В пятнах на картах теста Роршаха люди «опознают» различные фигуры чудовищ, ангелов, птиц. Тем самым испытуемые осуществляют процесс «декодирования» этих таблиц, причем невозможно в рациональном смысле говорить об объективности употребляемых при этом кодов, разве что имея в виду самый факт их отнесения к роршаховской статистике, отображающей типовые распределения ответов.
Памятуя об этом, исключительно в эвристических целях и для наглядности зафиксируем следующие отличные друг от друга (отличные с грубым приближением) группы литературных кодов:
(1) Собственно языковые коды: на шкале кодов они занимают место от нулевой «нечувствительности» к изменению языкового кода, иначе говоря, от полюса артикуляционной инвариантности и до противоположного конца шкалы — до полной зависимости от такого рода изменений.
(2) Предметные языковые коды: от кодов, репрезентирующих без знаков, через репрезентирующие «знаками высших уровней» и вплоть до «символических кодов отнесения».
Чем ниже степень артикуляционной инвариантности кода, тем более несомненна его принадлежность к первой группе. Опять-таки граница между обеими группами представляет собой весьма постепенную градацию. Перед тем как рассмотреть этот несколько запутанный вопрос на примерах, отметим, что знаковость предметных кодов представляет собой информационную избыточность, которую текст придает изображаемым в нем объектам. Такой избыточности в реальном мире, вообще говоря, нет. В нем предметы и личности просто «существуют», что и составляет в экзистенциальном плане их «достаточное» основание, в то время как их наличие в литературном произведении может быть «значащим». Можно предпринять эксперимент с «переводом» произвольного литературного текста на язык в смысле обиходном вполне правильный, но по возможности нейтральный в кодовом отношении. Так, например, отрывок из разговора Кмицича с Оленькой в первом томе «Потопа» Г. Сенкевича звучит: «Я не был еще в Любече, понеже яко птица спешил припасть к стопам панны, моей госпожи. Прямо из лагеря ветер меня сюда принес…» и т. д. В упомянутого типа «переводе» мы бы получили достаточно забавное: «Не был я еще в Любече, потому что очень спешил вас приветствовать. Приехал прямо из лагеря…» и т. д. Однако сверх того выявляется, что «Трилогия» Сенкевича без своего «языкового облачения» не может существовать в качестве художественного произведения. Напротив, аналогичный «перевод на обиходный язык» текстов Толстого, Бальзака, Достоевского практически не дает таких результатов. А такие тексты, как проза Шульца, вообще не удастся подобным образом перевести: «перевод» в данном случае означал бы распад всего текста.
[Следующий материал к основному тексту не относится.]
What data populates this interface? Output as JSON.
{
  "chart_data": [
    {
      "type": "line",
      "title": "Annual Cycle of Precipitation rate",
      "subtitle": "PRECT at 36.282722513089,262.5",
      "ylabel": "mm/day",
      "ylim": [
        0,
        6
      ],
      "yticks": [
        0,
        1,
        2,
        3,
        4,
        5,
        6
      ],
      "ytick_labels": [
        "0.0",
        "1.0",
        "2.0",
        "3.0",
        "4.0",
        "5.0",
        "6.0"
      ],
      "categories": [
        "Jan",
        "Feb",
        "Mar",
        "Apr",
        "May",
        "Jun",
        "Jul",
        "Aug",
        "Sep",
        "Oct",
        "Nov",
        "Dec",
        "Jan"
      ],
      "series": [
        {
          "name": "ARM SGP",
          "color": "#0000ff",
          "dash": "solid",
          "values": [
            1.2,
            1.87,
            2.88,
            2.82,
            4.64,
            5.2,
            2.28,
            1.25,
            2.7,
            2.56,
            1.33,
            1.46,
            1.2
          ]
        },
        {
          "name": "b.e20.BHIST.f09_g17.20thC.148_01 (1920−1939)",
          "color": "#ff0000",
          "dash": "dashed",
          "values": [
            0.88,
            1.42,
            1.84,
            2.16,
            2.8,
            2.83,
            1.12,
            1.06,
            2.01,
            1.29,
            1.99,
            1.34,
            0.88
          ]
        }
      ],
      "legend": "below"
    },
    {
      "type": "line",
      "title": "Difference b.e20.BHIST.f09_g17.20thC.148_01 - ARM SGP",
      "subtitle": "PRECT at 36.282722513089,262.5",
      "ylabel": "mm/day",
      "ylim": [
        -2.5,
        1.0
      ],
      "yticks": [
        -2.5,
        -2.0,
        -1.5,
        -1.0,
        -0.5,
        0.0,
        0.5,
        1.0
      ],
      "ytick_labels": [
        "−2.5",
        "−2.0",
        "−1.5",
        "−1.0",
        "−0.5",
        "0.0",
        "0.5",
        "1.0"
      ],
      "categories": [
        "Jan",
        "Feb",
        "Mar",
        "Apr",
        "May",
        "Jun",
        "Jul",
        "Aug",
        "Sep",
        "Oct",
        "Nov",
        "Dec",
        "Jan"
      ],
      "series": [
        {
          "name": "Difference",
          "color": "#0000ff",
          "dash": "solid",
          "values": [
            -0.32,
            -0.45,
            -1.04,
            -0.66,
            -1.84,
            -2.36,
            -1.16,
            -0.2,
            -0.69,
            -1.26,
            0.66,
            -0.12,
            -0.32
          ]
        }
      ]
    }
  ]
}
Как отсюда видно, степень врастания внеязыковой — для данного литературного произведения — действительности в его язык есть величина, колеблющаяся в широких пределах. Можем предложить следующую рекомендацию: если перевод текста оказывается возможным в том смысле, что большая часть предметно изображенного в данном литературном произведении остается без существенных изменений после «артикуляционной трансформации» его кодов на «коды повседневной жизни», то в собственном смысле «литературные коды» этого произведения надо искать в его предметном мире. Если же, наоборот, предметность при такой трансформации сохраняется, но становится плоской, стереотипной, банальной, информационно обедненной, то коды произведения скрываются скорее в его языковом слое — предполагая, что оно вообще имеет собственные «ценностные» коды. Если устранить из «Трилогии» Сенкевича языковые украшения, ее мир станет плоским и банальным. Мир же романа Шульца при «переводе» вообще исчезнет. Когда такое имеет место, мы можем признать текст как бы «поэтическим».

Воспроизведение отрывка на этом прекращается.